The qualified small business stock exclusion
After you exercise NSOs and hold stock, it may be eligible for the qualified small business stock (QSBS) tax benefit. If you qualify for QSBS, you could potentially sell your stock without owing taxes at sale if you hold your stock for at least five years.
After the five-year holding period, you can potentially exclude up to 100% of capital gains from their federal taxes when you sell the QSBS stock in a liquidity event such as a tender offer, secondary transaction, or initial public offering.
Action | Tax implication |
You exercise your NSOs into stock | You’ll likely owe ordinary income tax on the difference between your strike price and the current FMV of the stock |
You exercise NSOs and sell your stock in one transaction | You’ll likely pay ordinary income tax on the difference between your strike price and the current FMV of the stock. If your sale price is higher than the company-determined FMV of the common stock, you could owe short term capital gains tax on the difference. |
You sell your stock within a year of exercising your NSOs | You’ll likely pay short-term capital gains taxes on the profit you made selling your options |
You sell your stock after holding it for over a year after exercising your NSOs | You’ll likely pay long-term capital gains taxes on the profit you made selling your options |
You sell your stock after holding it for over five years after exercising NSOs | You may be eligible for the QSBS exclusion and could potentially owe zero federal capital gains taxes on the profit you made when you sell (up to a $10M cap and depending on your company’s QSBS status at the time you exercised your option) |
When can I exercise non-qualified stock options?

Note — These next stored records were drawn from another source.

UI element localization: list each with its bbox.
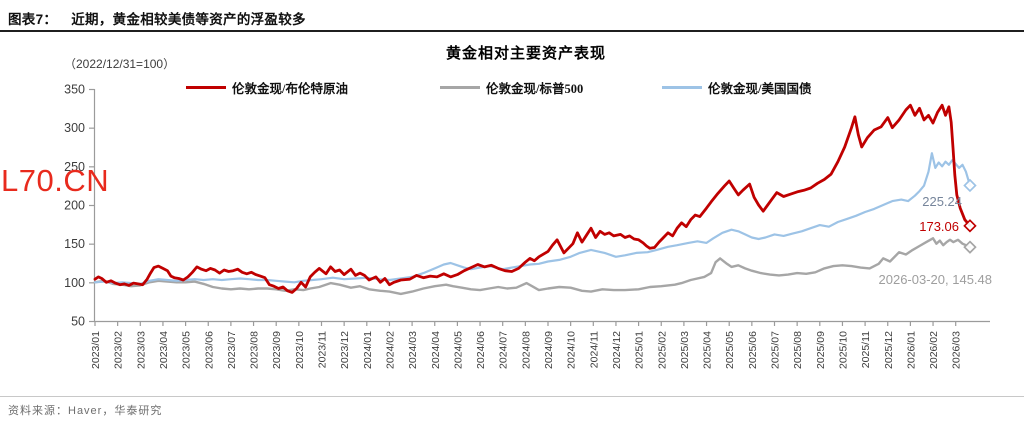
x-axis-label: 2023/04 [158, 331, 170, 369]
figure-label: 图表7： [8, 12, 58, 27]
gray-line-swatch-icon [440, 85, 480, 89]
x-axis-label: 2024/11 [588, 331, 600, 368]
x-axis-label: 2023/10 [294, 331, 306, 369]
watermark: L70.CN [1, 163, 110, 198]
end-value-annotation: 173.06 [919, 219, 959, 234]
x-axis-label: 2023/03 [135, 331, 147, 369]
x-axis-label: 2024/09 [543, 331, 555, 369]
y-axis-label: 100 [64, 276, 85, 290]
x-axis-label: 2023/12 [339, 331, 351, 369]
x-axis-label: 2025/04 [702, 331, 714, 369]
figure-title: 近期，黄金相较美债等资产的浮盈较多 [71, 12, 306, 27]
x-axis-label: 2025/10 [837, 331, 849, 369]
legend-item-gold-brent: 伦敦金现/布伦特原油 [186, 79, 348, 96]
x-axis-label: 2024/02 [384, 331, 396, 369]
x-axis-label: 2025/05 [724, 331, 736, 369]
y-axis-label: 200 [64, 199, 85, 213]
x-axis-label: 2023/09 [271, 331, 283, 369]
x-axis-label: 2025/07 [770, 331, 782, 369]
x-axis-label: 2025/11 [860, 331, 872, 368]
x-axis-label: 2025/03 [679, 331, 691, 369]
legend-item-gold-ust: 伦敦金现/美国国债 [662, 79, 812, 96]
x-axis-label: 2026/01 [905, 331, 917, 369]
legend: 伦敦金现/布伦特原油 伦敦金现/标普500 伦敦金现/美国国债 [0, 79, 1024, 96]
blue-line-swatch-icon [662, 85, 702, 89]
legend-label-gold-ust: 伦敦金现/美国国债 [708, 81, 812, 96]
series-line [93, 103, 972, 294]
legend-label-gold-sp500: 伦敦金现/标普500 [486, 81, 584, 96]
x-axis-label: 2023/08 [249, 331, 261, 369]
x-axis-label: 2023/02 [113, 331, 125, 369]
x-axis-label: 2024/05 [452, 331, 464, 369]
y-axis-label: 350 [64, 83, 85, 97]
x-axis-label: 2026/02 [928, 331, 940, 369]
end-value-annotation: 2026-03-20, 145.48 [879, 272, 992, 287]
x-axis-label: 2024/12 [611, 331, 623, 369]
index-base-note: （2022/12/31=100） [64, 57, 176, 71]
source-note: 资料来源：Haver，华泰研究 [8, 405, 163, 417]
x-axis-label: 2023/01 [90, 331, 102, 369]
legend-item-gold-sp500: 伦敦金现/标普500 [440, 79, 584, 96]
x-axis-label: 2024/07 [498, 331, 510, 369]
header-divider [0, 30, 1024, 32]
end-marker-diamond [963, 219, 977, 233]
end-value-annotation: 225.24 [922, 194, 962, 209]
x-axis-label: 2026/03 [951, 331, 963, 369]
y-axis-label: 250 [64, 160, 85, 174]
x-axis-label: 2023/11 [317, 331, 329, 368]
end-marker-diamond [963, 240, 977, 254]
footer-divider [0, 396, 1024, 397]
y-axis-label: 150 [64, 237, 85, 251]
series-line [93, 237, 972, 296]
x-axis-label: 2025/02 [656, 331, 668, 369]
x-axis-label: 2024/03 [407, 331, 419, 369]
x-axis-label: 2025/06 [747, 331, 759, 369]
chart-title: 黄金相对主要资产表现 [446, 46, 607, 62]
x-axis-label: 2023/07 [226, 331, 238, 369]
x-axis-label: 2025/09 [815, 331, 827, 369]
figure-header: 图表7： 近期，黄金相较美债等资产的浮盈较多 [8, 8, 306, 28]
x-axis-label: 2024/06 [475, 331, 487, 369]
x-axis-label: 2023/05 [181, 331, 193, 369]
x-axis-label: 2024/04 [430, 331, 442, 369]
x-axis-label: 2025/08 [792, 331, 804, 369]
end-marker-diamond [963, 178, 977, 193]
x-axis-label: 2025/01 [634, 331, 646, 369]
legend-label-gold-brent: 伦敦金现/布伦特原油 [232, 81, 348, 96]
x-axis-label: 2025/12 [883, 331, 895, 369]
series-line [93, 152, 972, 285]
red-line-swatch-icon [186, 85, 226, 89]
y-axis-label: 300 [64, 121, 85, 135]
x-axis-label: 2024/10 [566, 331, 578, 369]
x-axis-label: 2024/08 [520, 331, 532, 369]
y-axis-label: 50 [71, 315, 85, 329]
x-axis-label: 2023/06 [203, 331, 215, 369]
x-axis-label: 2024/01 [362, 331, 374, 369]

Typically, you gain the ability to exercise your stock options on a set schedule as you work for a company over time. This is called vesting. You can exercise your NSOs as soon as they vest, but you can also choose not to exercise.

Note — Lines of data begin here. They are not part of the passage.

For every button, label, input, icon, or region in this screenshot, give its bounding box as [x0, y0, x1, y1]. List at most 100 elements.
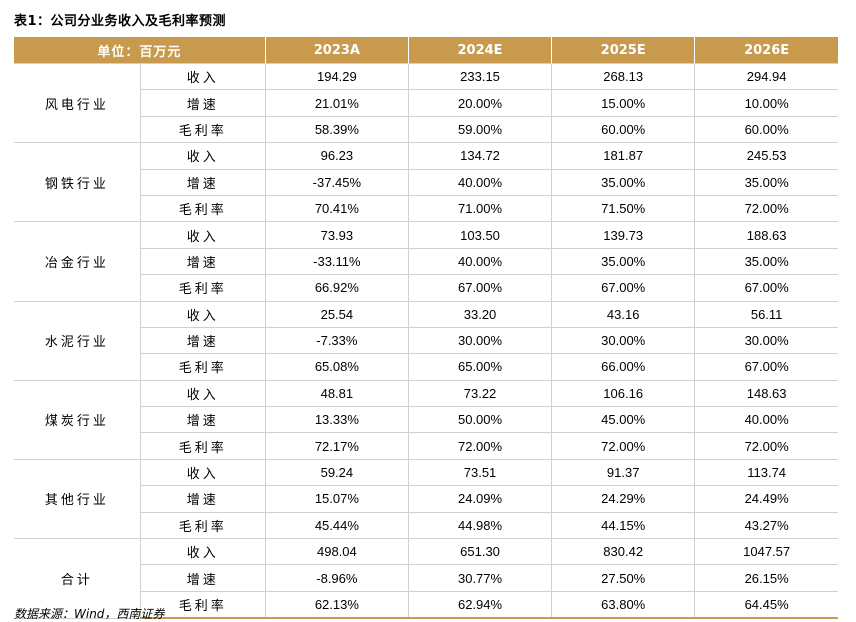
value-cell: 24.29% [551, 485, 696, 513]
table-row: 风电行业 收入 194.29 233.15 268.13 294.94 [14, 62, 838, 144]
metric-label: 收入 [139, 379, 266, 408]
metric-label: 收入 [139, 62, 266, 91]
value-cell: 181.87 [551, 142, 696, 170]
value-cell: 33.20 [407, 300, 553, 328]
segment-name: 钢铁行业 [14, 142, 141, 223]
value-cell: 45.00% [551, 406, 696, 434]
segment-name: 其他行业 [14, 458, 141, 540]
value-cell: 830.42 [551, 538, 696, 566]
table-row: 其他行业 收入 59.24 73.51 91.37 113.74 [14, 458, 838, 540]
value-cell: 44.15% [551, 511, 696, 540]
value-cell: -8.96% [264, 564, 409, 592]
metric-label: 收入 [139, 221, 266, 249]
value-cell: 30.00% [694, 326, 838, 355]
source-note: 数据来源：Wind，西南证券 [14, 607, 165, 621]
metric-label: 毛利率 [140, 353, 266, 381]
table-row: 增速 -8.96% 30.77% 27.50% 26.15% [14, 564, 838, 592]
table-row: 毛利率 58.39% 59.00% 60.00% 60.00% [14, 115, 838, 144]
value-cell: 43.16 [551, 300, 696, 328]
value-cell: 27.50% [551, 564, 696, 592]
value-cell: 35.00% [551, 247, 696, 276]
forecast-table: 单位：百万元 2023A 2024E 2025E 2026E 风电行业 收入 194… [14, 37, 838, 620]
value-cell: 91.37 [551, 458, 696, 487]
metric-label: 增速 [140, 564, 266, 592]
value-cell: 66.00% [551, 353, 696, 381]
value-cell: 30.77% [407, 564, 553, 592]
value-cell: 65.08% [264, 353, 409, 381]
metric-label: 收入 [139, 538, 266, 566]
value-cell: 64.45% [694, 590, 838, 620]
value-cell: 67.00% [407, 274, 553, 302]
value-cell: 72.17% [264, 432, 409, 460]
value-cell: 62.94% [407, 590, 553, 620]
metric-label: 增速 [140, 485, 266, 513]
value-cell: 63.80% [551, 590, 696, 620]
value-cell: 59.24 [264, 458, 409, 487]
value-cell: 72.00% [407, 432, 553, 460]
value-cell: 139.73 [551, 221, 696, 249]
value-cell: 26.15% [694, 564, 838, 592]
value-cell: 72.00% [694, 432, 838, 460]
metric-label: 增速 [140, 89, 266, 117]
metric-label: 毛利率 [140, 194, 266, 223]
year-header: 2025E [551, 37, 695, 64]
value-cell: 148.63 [694, 379, 838, 408]
table-body: 风电行业 收入 194.29 233.15 268.13 294.94 增速 21.01% 20… [14, 62, 838, 620]
metric-label: 增速 [140, 168, 266, 196]
value-cell: -7.33% [264, 326, 409, 355]
table-row: 水泥行业 收入 25.54 33.20 43.16 56.11 [14, 300, 838, 381]
value-cell: 72.00% [551, 432, 696, 460]
segment-name: 冶金行业 [14, 221, 141, 302]
value-cell: 96.23 [264, 142, 409, 170]
value-cell: 43.27% [694, 511, 838, 540]
table-row: 合计 收入 498.04 651.30 830.42 1047.57 [14, 538, 838, 619]
value-cell: 48.81 [264, 379, 409, 408]
value-cell: 35.00% [694, 247, 838, 276]
table-row: 增速 15.07% 24.09% 24.29% 24.49% [14, 485, 838, 513]
value-cell: 651.30 [407, 538, 553, 566]
value-cell: 188.63 [694, 221, 838, 249]
value-cell: 73.93 [264, 221, 409, 249]
segment-name: 煤炭行业 [14, 379, 141, 460]
table-row: 增速 -37.45% 40.00% 35.00% 35.00% [14, 168, 838, 196]
value-cell: 73.51 [407, 458, 553, 487]
metric-label: 毛利率 [140, 115, 266, 144]
value-cell: 1047.57 [694, 538, 838, 566]
value-cell: 268.13 [551, 62, 696, 91]
table-row: 钢铁行业 收入 96.23 134.72 181.87 245.53 [14, 142, 838, 223]
value-cell: 106.16 [551, 379, 696, 408]
year-header: 2024E [407, 37, 552, 64]
value-cell: 245.53 [694, 142, 838, 170]
value-cell: 30.00% [551, 326, 696, 355]
value-cell: 40.00% [694, 406, 838, 434]
metric-label: 收入 [139, 142, 266, 170]
value-cell: 498.04 [264, 538, 409, 566]
value-cell: 72.00% [694, 194, 838, 223]
metric-label: 增速 [140, 247, 266, 276]
value-cell: 73.22 [407, 379, 553, 408]
value-cell: 60.00% [551, 115, 696, 144]
segment-name: 风电行业 [14, 62, 141, 144]
year-header: 2023A [264, 37, 409, 64]
year-header: 2026E [694, 37, 838, 64]
value-cell: 134.72 [407, 142, 553, 170]
value-cell: 50.00% [407, 406, 553, 434]
table-row: 增速 -33.11% 40.00% 35.00% 35.00% [14, 247, 838, 276]
value-cell: 21.01% [264, 89, 409, 117]
value-cell: 40.00% [407, 168, 553, 196]
metric-label: 毛利率 [140, 590, 266, 620]
value-cell: 65.00% [407, 353, 553, 381]
metric-label: 毛利率 [140, 274, 266, 302]
segment-name: 合计 [14, 538, 141, 619]
value-cell: 24.49% [694, 485, 838, 513]
value-cell: 35.00% [694, 168, 838, 196]
table-row: 冶金行业 收入 73.93 103.50 139.73 188.63 [14, 221, 838, 302]
table-header: 单位：百万元 2023A 2024E 2025E 2026E [14, 37, 838, 64]
value-cell: 25.54 [264, 300, 409, 328]
value-cell: 67.00% [551, 274, 696, 302]
value-cell: -37.45% [264, 168, 409, 196]
value-cell: 24.09% [407, 485, 553, 513]
value-cell: 294.94 [694, 62, 838, 91]
value-cell: 15.00% [551, 89, 696, 117]
table-row: 增速 -7.33% 30.00% 30.00% 30.00% [14, 326, 838, 355]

If you choose to exercise, you can either pay the strike price in cash or, if your company allows it, sell a portion of your shares to cover the cost of exercise, referred to as a cashless exercise. Check to see if your company allows cashless exercises.
If you leave your company, you’ll usually have a certain period of time—the post-termination exercise period (PTEP)—to exercise your vested NSOs. If you don’t exercise your options before this period ends, you’ll lose your opportunity to purchase them.
To maximize your potential profit after taxes, talk to a tax advisor before exercising and selling your non-qualified stock options. While advisors can’t predict your company’s future stock performance, they can help you understand your next steps and minimize your tax liability.